Achtsamkeit und Sensibilität

Auf die Vergangenheit blickt sie zwar ohne Groll, wünscht sich für künftige Generationen aber ein höheres Maß an Achtsamkeit und Sensibilität. Denn während ihrer Zeit gibt es zumeist nur eine Richtung: Belastung. Hier müsse mehr auf die Athleten eingegangen werden – Stichwort Trainingssteuerung. „Die eingeschlagene Richtung stimmt schon mal, denn in den vergangenen Jahren hat sich vieles verändert“, zeigt sich Hill zuversichtlich.

Es sei wichtig, den Athleten einen anderen Blick auf den Sport zu geben. Dass du als Mensch mehr bist als nur „die Turnerin“. Dass es noch viel mehr im Leben gibt als nur den Sport. Und, es gibt noch ein Leben nach dem Sport.

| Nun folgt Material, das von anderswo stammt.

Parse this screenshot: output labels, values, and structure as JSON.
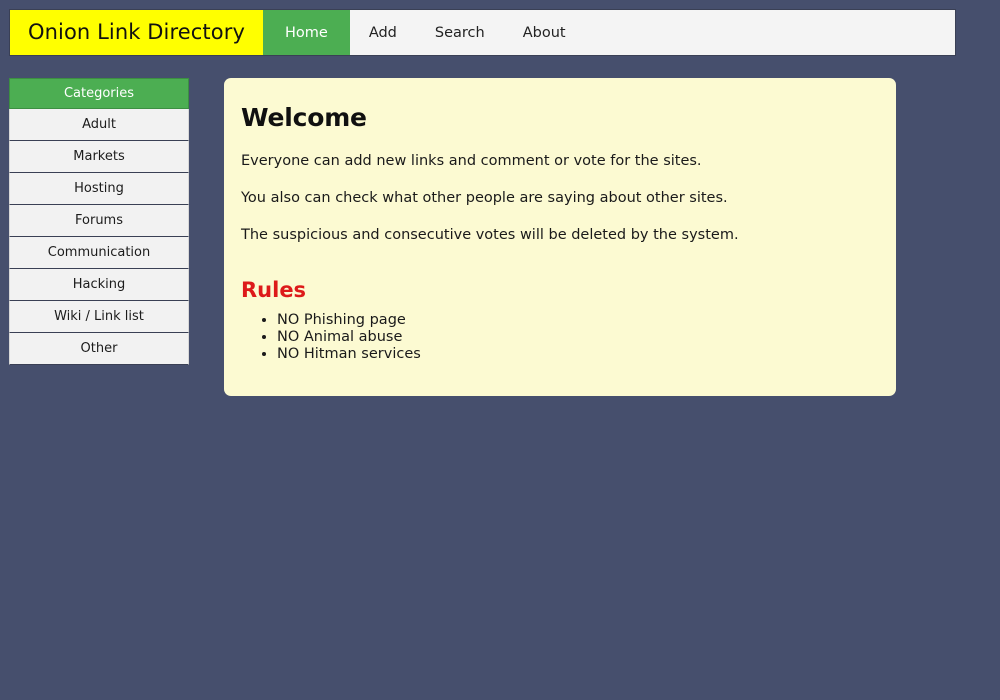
{
  "page": {
    "background_color": "#464f6d",
    "title": "Onion Link Directory"
  },
  "header": {
    "brand": "Onion Link Directory",
    "brand_bg": "#ffff00",
    "nav": [
      {
        "label": "Home",
        "active": true
      },
      {
        "label": "Add",
        "active": false
      },
      {
        "label": "Search",
        "active": false
      },
      {
        "label": "About",
        "active": false
      }
    ],
    "accent_color": "#4cae52"
  },
  "sidebar": {
    "header": "Categories",
    "items": [
      {
        "label": "Adult"
      },
      {
        "label": "Markets"
      },
      {
        "label": "Hosting"
      },
      {
        "label": "Forums"
      },
      {
        "label": "Communication"
      },
      {
        "label": "Hacking"
      },
      {
        "label": "Wiki / Link list"
      },
      {
        "label": "Other"
      }
    ]
  },
  "main": {
    "card_bg": "#fcfad2",
    "title": "Welcome",
    "paragraphs": [
      "Everyone can add new links and comment or vote for the sites.",
      "You also can check what other people are saying about other sites.",
      "The suspicious and consecutive votes will be deleted by the system."
    ],
    "rules": {
      "title": "Rules",
      "title_color": "#dd1a1a",
      "items": [
        "NO Phishing page",
        "NO Animal abuse",
        "NO Hitman services"
      ]
    }
  }
}
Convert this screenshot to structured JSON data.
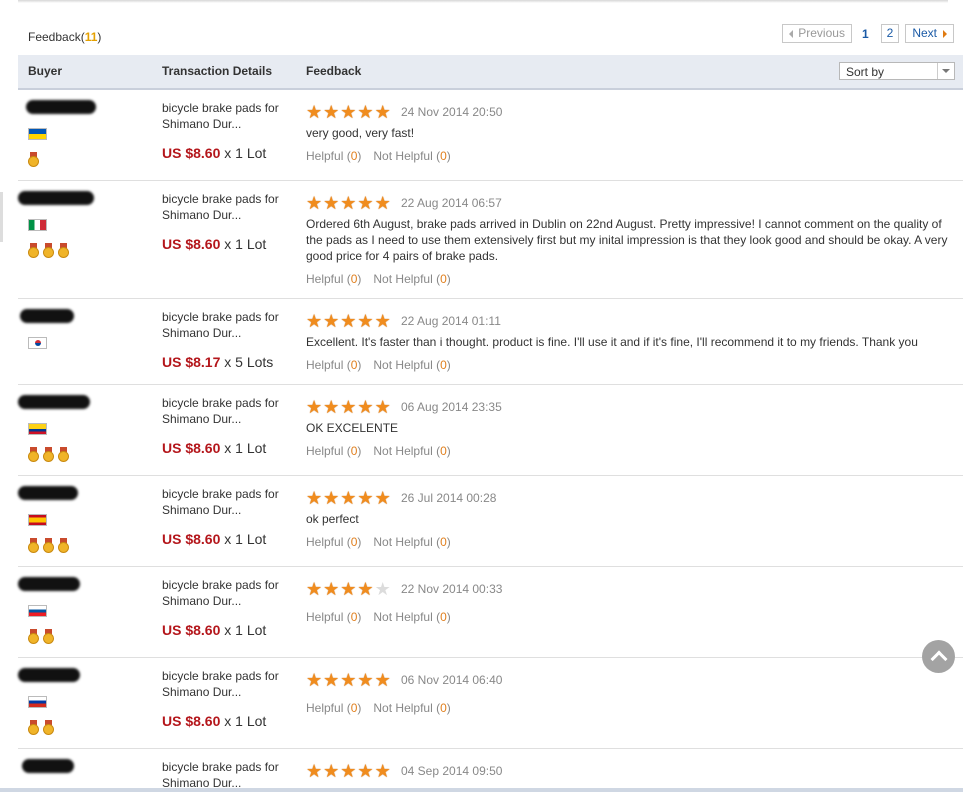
{
  "header": {
    "feedback_label": "Feedback(",
    "feedback_count": "11",
    "feedback_close": ")"
  },
  "pagination": {
    "previous": "Previous",
    "current": "1",
    "page2": "2",
    "next": "Next"
  },
  "table": {
    "col_buyer": "Buyer",
    "col_transaction": "Transaction Details",
    "col_feedback": "Feedback",
    "sort_by": "Sort by"
  },
  "helpful_label": "Helpful",
  "not_helpful_label": "Not Helpful",
  "reviews": [
    {
      "flag": [
        "#ffd500",
        "#0057b7",
        "h"
      ],
      "medals": 1,
      "product": "bicycle brake pads for Shimano Dur...",
      "currency": "US $8.60",
      "qty": "x 1 Lot",
      "rating": 5,
      "date": "24 Nov 2014 20:50",
      "comment": "very good, very fast!",
      "helpful": "0",
      "not_helpful": "0"
    },
    {
      "flag": [
        "#009246",
        "#ffffff",
        "#ce2b37"
      ],
      "medals": 3,
      "product": "bicycle brake pads for Shimano Dur...",
      "currency": "US $8.60",
      "qty": "x 1 Lot",
      "rating": 5,
      "date": "22 Aug 2014 06:57",
      "comment": "Ordered 6th August, brake pads arrived in Dublin on 22nd August. Pretty impressive! I cannot comment on the quality of the pads as I need to use them extensively first but my inital impression is that they look good and should be okay. A very good price for 4 pairs of brake pads.",
      "helpful": "0",
      "not_helpful": "0"
    },
    {
      "flag": [
        "#ffffff",
        "#cd2e3a",
        "k"
      ],
      "medals": 0,
      "product": "bicycle brake pads for Shimano Dur...",
      "currency": "US $8.17",
      "qty": "x 5 Lots",
      "rating": 5,
      "date": "22 Aug 2014 01:11",
      "comment": "Excellent. It's faster than i thought. product is fine. I'll use it and if it's fine, I'll recommend it to my friends. Thank you",
      "helpful": "0",
      "not_helpful": "0"
    },
    {
      "flag": [
        "#fcd116",
        "#003893",
        "#ce1126"
      ],
      "medals": 3,
      "product": "bicycle brake pads for Shimano Dur...",
      "currency": "US $8.60",
      "qty": "x 1 Lot",
      "rating": 5,
      "date": "06 Aug 2014 23:35",
      "comment": "OK EXCELENTE",
      "helpful": "0",
      "not_helpful": "0"
    },
    {
      "flag": [
        "#c60b1e",
        "#ffc400",
        "e"
      ],
      "medals": 3,
      "product": "bicycle brake pads for Shimano Dur...",
      "currency": "US $8.60",
      "qty": "x 1 Lot",
      "rating": 5,
      "date": "26 Jul 2014 00:28",
      "comment": "ok perfect",
      "helpful": "0",
      "not_helpful": "0"
    },
    {
      "flag": [
        "#ffffff",
        "#0055a4",
        "#ed1c24"
      ],
      "medals": 2,
      "product": "bicycle brake pads for Shimano Dur...",
      "currency": "US $8.60",
      "qty": "x 1 Lot",
      "rating": 4,
      "date": "22 Nov 2014 00:33",
      "comment": "",
      "helpful": "0",
      "not_helpful": "0"
    },
    {
      "flag": [
        "#ffffff",
        "#0039a6",
        "#d52b1e"
      ],
      "medals": 2,
      "product": "bicycle brake pads for Shimano Dur...",
      "currency": "US $8.60",
      "qty": "x 1 Lot",
      "rating": 5,
      "date": "06 Nov 2014 06:40",
      "comment": "",
      "helpful": "0",
      "not_helpful": "0"
    },
    {
      "flag": null,
      "medals": 0,
      "product": "bicycle brake pads for Shimano Dur...",
      "currency": "",
      "qty": "",
      "rating": 5,
      "date": "04 Sep 2014 09:50",
      "comment": "",
      "helpful": "",
      "not_helpful": ""
    }
  ]
}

Die gelernte Ingenieurin möchte ihren sportlichen Lebensweg aber um keinen Preis missen: „Einfach weil es so viele wunderbare Momente für mich gegeben hat.“ Turnen hält sie für eine „total wichtige“ Sportart, die für die Entwicklung im Kindesalter Gold wert ist. Wenn sie heute zufällig Kinder auf Spielplätzen sieht, finde sie es manchmal „erschreckend“, da ihnen oftmals die koordinativen Fähigkeiten fehlen. Turnen, Leichtathletik oder Judo seien Sportarten, die genau das aber schulen. Deshalb legt Hill Motorik fördernde Sportarten Kindern sowie Erwachsenen stark ans Herz.

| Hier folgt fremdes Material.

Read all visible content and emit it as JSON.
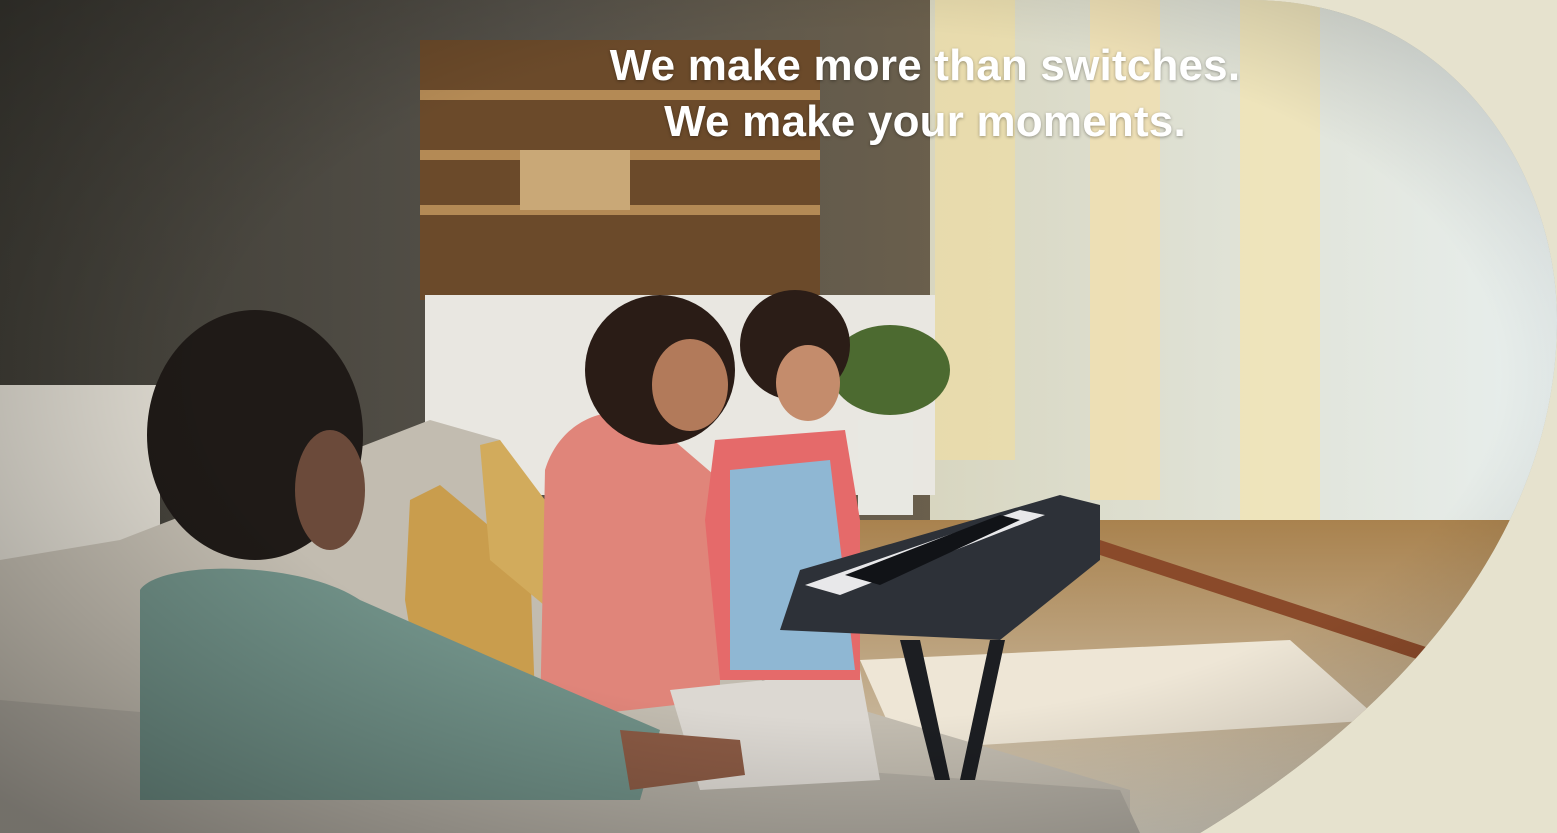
{
  "banner": {
    "headline_line1": "We make more than switches.",
    "headline_line2": "We make your moments.",
    "colors": {
      "frame_background": "#e6e2ce",
      "headline_text": "#ffffff",
      "cardigan": "#e0857a",
      "wall": "#4d4a40",
      "curtain": "#eadcae",
      "window_light": "#dfe6e3"
    },
    "scene_description_icons": [
      "family-photo",
      "keyboard-instrument-icon",
      "sofa-icon",
      "plant-icon"
    ]
  }
}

Am Turnen selbst schätzt sie den Spaß an der Bewegung. „Es gibt den Kindern eben auch unglaublich viele Erfolgserlebnisse“, beschreibt sie ihre Sportart. Neben den körperlichen Vorteilen zahle sich das Training auch für den Geist aus: „Kinder können sich durchs Turnen oder andere koordinativ anspruchsvolle Sportarten auch besser konzentrieren.“

Ob ihrer Passion zum Turnen freut sie sich inzwischen auch darüber, andere Sportarten auszuprobieren. So hat sie vor drei Jahren den Spaß am Surfen entdeckt. Seitdem stand sie immer mal wieder auf dem Brett. Während ihres jetzigen Aufenthalts in Brasilien hat sie sich sogar vorgenommen, den Sport richtig zu lernen. Mit Blick auf ihre Turnfähigkeiten dürfte sie auch beim Wellenreiten mehr als gut zurechtkommen.

Daneben habe sie Pole Dance für sich entdeckt, das sie regelmäßig in einem Kurs trainiert. Als Turnerin bringe sie dafür beste Voraussetzungen mit, erklärt Hill.

Fehlt der Profisport?

Eine klare Antwort kann die 32-Jährige nicht geben, da es für alles Für und Wider gebe. Am Profisport geliebt hat sie „die Glücksgefühle und Hormone“, die ausgeschüttet wurden, wenn sie eine Übung erfolgreich beim Wettkampf präsentiert oder ein neues Element gelernt hat. Auch das damit verbundene Adrenalin vermisse sie in gewisser Weise. Auf der anderen Seite laste nicht mehr der Druck auf ihren Schultern. Sie muss niemandem mehr etwas beweisen. Die Tiefs nach den Hochs bleiben aus und stimmen sie einfach „ausgeglichener“.

Dieser Pragmatismus beschreibt die lernwillige Kybernetikerin sehr gut. So hat sie auch kein Lieblingselement nach all den Jahren harter Trainings- und Wettkampfarbeit. Der Salto stelle für sie ein Grundelement dar wie eine Kippe, ein Handstand oder ein Überschlag – die Basis für viele weitere Bewegungsfolgen. Wie bei Hill selbst: Die Grundlage für ihre sportliche Zukunft hat sie vor Jahren gelegt und kostet sie aktuell in Brasilien aus.